April 28, 2012
Who’s right: Standard & Poor’s or Montek Singh Ahluwalia?
S&P has warned of a 1/3rd chance of India achieving junk status (from BBB-, the LOWEST S&P rating) in the next two years, and downgraded India from stable to NEGATIVE.
Montek Singh has come out strongly, affirming that India remains a positive growth story.
Here are the underlying facts: slowing growth, increasing fiscal deficit.
So who is right? The independent S&P or the deeply conflicted Montek Singh?
I've just returned from an India trip in February and my sense is that India is reaching a dead end in terms of infrastructure. Everything is creaking and groaning under the weight of mismanagement. All arterial roads (and indeed almost ALL) roads are jam-packed. Water supply scarcity and power scarcity are endemic. Tempers are fraying all around and one can sense GREAT INEQUALITIES.
From what Gurcharan Das told me, there is a sense that decision-making has come to a standstill. There is severe paralysis, in addition to incompetence.
Virtually all the gains from the 1991 reforms have been exhausted.
There are no fresh governance reforms on the anvil, and the few that were floated (e.g. FDI in retail) have been shelved. The regulatory straightjacket that affects the poorest of the poor remains unchanged. People like Anna Hazare and Arvind Kejriwal, who are occupying prominent places in the political spectrum, have NO REFORM GOALS for India. I've tried to influence Arvind Kejriwal, but my trip to meet him was wasted. He has not responded. He has not even met Gurcharan Das yet – a request separately made to him.
India's socialist policymakers (I include Montek Singh among them, although I have relatively more praise than condemnation for him – However, he was presented my book BFN long ago – by a relative of mine who is his golf buddy – but did not bother to contact me to discuss any policy issues) are stymied by DEEP CHRONIC CORRUPTION at top levels in government, and the public pushing back hard on that.
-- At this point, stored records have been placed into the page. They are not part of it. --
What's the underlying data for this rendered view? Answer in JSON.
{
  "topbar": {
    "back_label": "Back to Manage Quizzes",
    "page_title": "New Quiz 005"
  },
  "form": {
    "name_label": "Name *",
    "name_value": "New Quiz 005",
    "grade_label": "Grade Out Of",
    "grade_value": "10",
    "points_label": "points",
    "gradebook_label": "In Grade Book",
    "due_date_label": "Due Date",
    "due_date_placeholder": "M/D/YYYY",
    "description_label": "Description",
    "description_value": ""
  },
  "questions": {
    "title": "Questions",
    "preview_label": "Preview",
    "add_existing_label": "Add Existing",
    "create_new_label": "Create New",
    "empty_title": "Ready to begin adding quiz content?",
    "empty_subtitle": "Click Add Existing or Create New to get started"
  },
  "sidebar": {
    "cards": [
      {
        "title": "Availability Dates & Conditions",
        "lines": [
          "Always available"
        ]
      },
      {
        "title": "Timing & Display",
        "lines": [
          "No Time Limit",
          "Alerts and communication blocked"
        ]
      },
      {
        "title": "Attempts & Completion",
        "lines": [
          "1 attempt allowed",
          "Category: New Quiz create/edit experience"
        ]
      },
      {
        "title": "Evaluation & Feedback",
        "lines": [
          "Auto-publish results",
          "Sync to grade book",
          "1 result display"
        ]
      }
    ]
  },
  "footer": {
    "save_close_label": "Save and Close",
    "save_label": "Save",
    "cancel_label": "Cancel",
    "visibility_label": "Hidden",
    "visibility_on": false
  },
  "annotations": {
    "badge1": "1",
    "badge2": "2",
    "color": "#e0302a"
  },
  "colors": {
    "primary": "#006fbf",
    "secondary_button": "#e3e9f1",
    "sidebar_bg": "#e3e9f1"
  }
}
The alternative 'king-makers' are deeply socialist as well.
So despite my reluctance to view India's future poorly, I'm more inclined to support S&P than Montek.
Let Pranab Mukherjee note that this (S&P downgrade) is not a wake-up call. The wake-up call was on 14 August 1947. The FOOLS who govern India have not woken up yet. I doubt if S&P can wake them.
FTI remains the ONLY hope for India, but it is too small at present to count.